Есенину хватило одного взгляда на изображение, чтобы кинуться обнимать друга. Он не говорил ничего, все слова сейчас были бы лишними. Чехов обнял товарища по диагонали через плечи и благодарно выдохнул. Женя, ведущий себя надменно и язвительно, понимал, что этого рыжего идиота, называющего его обезьяной, очень любил. Наверное, больше, чем себя. Художник обнимал своего лучшего друга, пахнувшего медом и сигаретами, такого смешного и наивного. С каждой секундой нахождения рядом с ЕсенинымЖеня понимал, что не существует в мире, наверное, людей таких же. Ваня засмеялся ему в плечо.

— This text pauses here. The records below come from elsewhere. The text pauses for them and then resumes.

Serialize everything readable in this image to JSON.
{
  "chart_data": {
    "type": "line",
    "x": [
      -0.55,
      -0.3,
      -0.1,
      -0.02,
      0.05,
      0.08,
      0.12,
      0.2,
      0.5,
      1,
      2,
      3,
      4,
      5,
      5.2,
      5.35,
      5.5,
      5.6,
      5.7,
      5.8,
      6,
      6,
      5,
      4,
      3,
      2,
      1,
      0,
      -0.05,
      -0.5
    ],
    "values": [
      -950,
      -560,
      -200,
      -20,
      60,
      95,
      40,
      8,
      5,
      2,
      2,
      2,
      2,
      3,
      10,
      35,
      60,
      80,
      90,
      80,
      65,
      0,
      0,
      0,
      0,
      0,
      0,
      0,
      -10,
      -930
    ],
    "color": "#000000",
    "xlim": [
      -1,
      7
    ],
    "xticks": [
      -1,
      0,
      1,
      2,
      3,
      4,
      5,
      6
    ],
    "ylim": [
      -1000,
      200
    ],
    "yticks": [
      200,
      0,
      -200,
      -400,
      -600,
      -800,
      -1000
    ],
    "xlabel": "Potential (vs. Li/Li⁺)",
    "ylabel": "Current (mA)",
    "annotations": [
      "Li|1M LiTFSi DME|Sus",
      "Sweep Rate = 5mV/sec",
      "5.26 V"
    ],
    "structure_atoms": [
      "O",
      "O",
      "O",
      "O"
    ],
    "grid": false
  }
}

Друзья вышли на улицу, поэт зашагал немного спереди, чтобы пробиться сквозь толпу, которая наблюдала за чешущей себе голову огромной гориллой. Парень сам смог через спины людей проглядеть эту черную обезьяну, и как раз в моменте такой отвлеченности чьи-то руки крепко схватили его за плечи. Ваня дернулся и увидел перед собой очень симпатичную девушку. С первого взгляда была это обычная вездесущая армянка, но чем дольше ты смотрел в ее глаза, там больше осознавал, что онанастоящая красавица. Длинные и черные, как смоль, волосы падали на плечи ровными, чуть ли не воздушными, изгибами, удивительно глубокие голубые глаза выделялись на фоне смугловатой кожи двумя озерами в бескрайней пустыне, а нос с горбинкой создавал впечатление абсолютной нереальности девушки. Черное платье струилось по ее тонкому телу, а пальто аккуратно висело на острых плечах.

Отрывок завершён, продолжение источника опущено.